June 04, 2007

Kamchatka Disaster

Kamchatka Disaster

June 4, 2007

One less wonder of the world: Kamchatka, Russia

A massive slide of boulders, gravel, snow and ice choked the Geyser River which runs through the world-famous Valley of the Geysers in Kamchatka’s Kronotsky Nature Preserve. Within hours, most of the valley’s geysers were submerged under waters that steadily rose behind the blockage.

The Valley of the Geysers, part of the Volcanoes of Kamchatka UNESCO World Heritage Site, is one of only four places on Earth where geysers punch holes through the earth’s crust, spewing boiling water and steam skyward. The three other sites are in Yellowstone National Park, Iceland and New Zealand. The Valley of the Geysers is nestled in a canyon of a mountain river, where more than 20 large geysers and 200 thermal springs, vapor-steam jets, and mud-pots belch, boil and gush in an area of only about seven square kilometers.

But now all of that is no more and most of the large geysers have jetted their waters skyward for the last time. Unless the natural dam is somehow breached, observers say that likely that a large thermal lake will form in lieu of the valley. Photographers and rangers at the site felt the earth shake as an entire side of a snow-covered mountain collapsed, dumping millions of cubic meters of debris into the narrow valley for more than a kilometer downstream. At the time of the disaster, 19 tourists were exploring the valley after being flown in by helicopter for a three-hour excursion to one of Kamchatka’s literal tourist hotspots. It was a miracle no one was killed, eye-witnesses said, as the landslide came to a grinding halt within a meter of the helicopter and buildings where people were located. An earthquake the night before may have triggered the slide.
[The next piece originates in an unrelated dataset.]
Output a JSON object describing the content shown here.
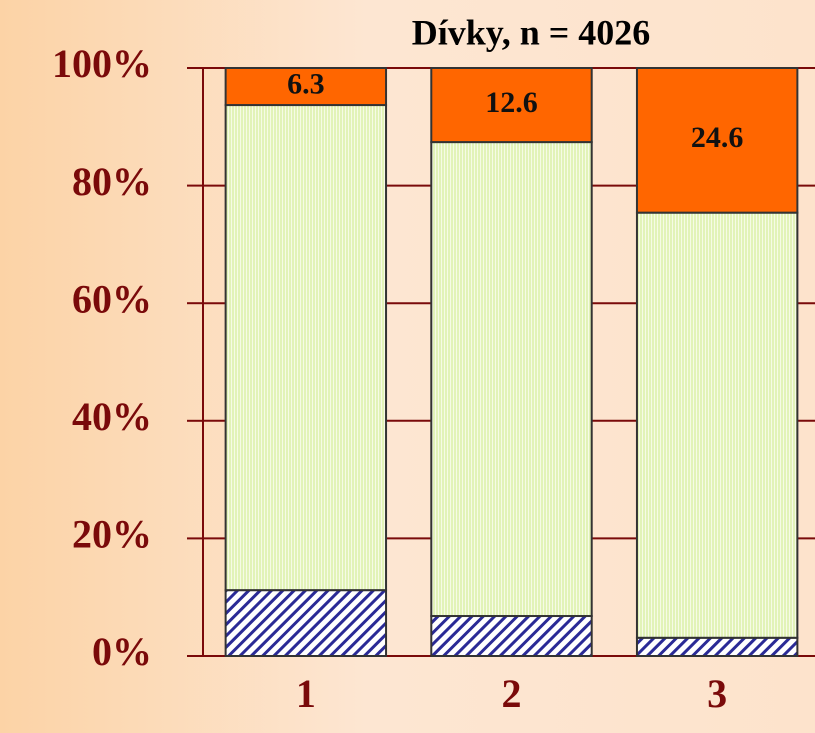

“This is tragic for humankind, in that we have lost one of the great natural wonders of the world,” says Laura Williams, director of the WWF-Russia Kamchatka-Bering Sea Program. “But for nature, this is only a blip in the history of the planet’s evolution. Here on Kamchatka, where earthquakes and eruptions are the norm, the earth is alive underfoot, constantly moving and changing. I think the nature preserve should embrace this as a chance for people to see the power of the natural world. It can be physically violent and destructive, but is also the root of transformation on our planet”

The Valley of the Geysers, prior to June 4, 2007
Photos by Igor Shpilenok
The Valley of the Geysers, prior to June 4, 2007
Photos by A. Filatkina

"The silt load from this mudslide has the potential to wipe out salmon and spawning areas in the entire watershed for years to come," says John Paczkowski, a bear biologist with the Wildlife Conservation Society who has studied bears in the Valley for several years. “As bears are inextricably tied to salmon as a food source, the disaster will undoubtedly affect them as well."

The Valley of the Geysers was first discovered only in 1941 by Tatiana Ivanovna Ustinova, a geologist working for Kronotsky Nature Preserve. While she and her guide were exploring the valley, they were sprayed suddenly by a jet of hot water gushing from the earth. Thus was made one of the last great natural discoveries in the history of humankind. Now, 66 years later, Mother nature has taken back her treasure, leaving us in awe of her power to create and destroy.

Laura L. Williams is Director, WWF Russia - Kamchatka/Bering Sea Ecoregional Program, and a frequent contributor to Russian Life.